« Je veux un formatage automatique après chaque édition. » « Ne laisse jamais quoi que ce soit réécrire .env ou package-lock.json. » « Bloque les commandes rm -rf dangereuses. » La façon de rendre réelles ces règles « cela doit toujours se produire » — sans dépendre des caprices de l'IA — ce sont les hooks de Claude Code. Un hook est une commande shell qui s'exécute automatiquement à des points précis du cycle de vie de Claude Code, et les hooks sont aussi un élément de base des plugins.

Cet article expose, sur la base de la documentation officielle, ce que sont les hooks, la liste des événements, comment les configurer, le contrat d'entrée/sortie, les cas d'usage et la sécurité. Trois points d'emblée. ① Un hook est « une logique déterministe que le harness (Claude Code lui-même) exécute » — il se déclenche à coup sûr, sans attendre que le modèle « décide » de le faire. ② On écrit les hooks dans settings.json sous la forme nom d'événement → matcher → command. ③ Des événements comme PreToolUse peuvent « bloquer » via le code de sortie 2 ou via du JSON — en empêchant les éditions de fichiers protégés ou les commandes dangereuses.

CLAUDE CODE · HOOKS

Se déclenche « à coup sûr » aux points clés du cycle de vie

— le harness l'exécute de façon déterministe, pas le jugement du modèle

SessionStart La session commence. La sortie est injectée comme contexte
UserPromptSubmit Quand un prompt est soumis [peut bloquer]
PreToolUse Juste avant qu'un outil s'exécute = le gardien [peut bloquer]
PostToolUse Après qu'un outil réussit = formatage automatique / audit
Stop Quand une réponse se termine = continuer jusqu'à ce que les tests passent, etc. [peut bloquer]

À chaque point, votre commande shell s'exécute. Les classiques : PreToolUse pour refouler les actions dangereuses à la porte, PostToolUse pour formater automatiquement.

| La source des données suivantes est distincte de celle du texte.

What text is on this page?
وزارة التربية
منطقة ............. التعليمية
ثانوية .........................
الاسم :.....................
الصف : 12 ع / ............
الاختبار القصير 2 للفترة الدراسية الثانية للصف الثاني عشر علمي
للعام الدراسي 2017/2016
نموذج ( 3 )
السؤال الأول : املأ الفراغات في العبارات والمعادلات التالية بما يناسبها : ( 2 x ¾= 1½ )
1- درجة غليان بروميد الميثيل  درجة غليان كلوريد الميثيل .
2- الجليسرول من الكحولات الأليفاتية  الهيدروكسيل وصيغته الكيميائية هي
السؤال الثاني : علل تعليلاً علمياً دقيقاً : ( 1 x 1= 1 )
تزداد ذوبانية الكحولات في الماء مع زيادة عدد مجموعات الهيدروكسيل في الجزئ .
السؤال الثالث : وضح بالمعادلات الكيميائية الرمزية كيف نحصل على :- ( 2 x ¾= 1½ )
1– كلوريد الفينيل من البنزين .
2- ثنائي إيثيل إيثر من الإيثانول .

1. Que sont les hooks de Claude Code ?

La définition officielle est la suivante : « Les hooks sont des commandes shell définies par l'utilisateur qui s'exécutent à des points précis du cycle de vie de Claude Code. Ils offrent un contrôle déterministe du comportement de Claude Code, en garantissant que certaines actions se produisent toujours plutôt que de compter sur le LLM pour choisir de les exécuter. » On les utilise pour faire respecter les règles d'un projet, automatiser les tâches répétitives et intégrer Claude Code à vos outils existants.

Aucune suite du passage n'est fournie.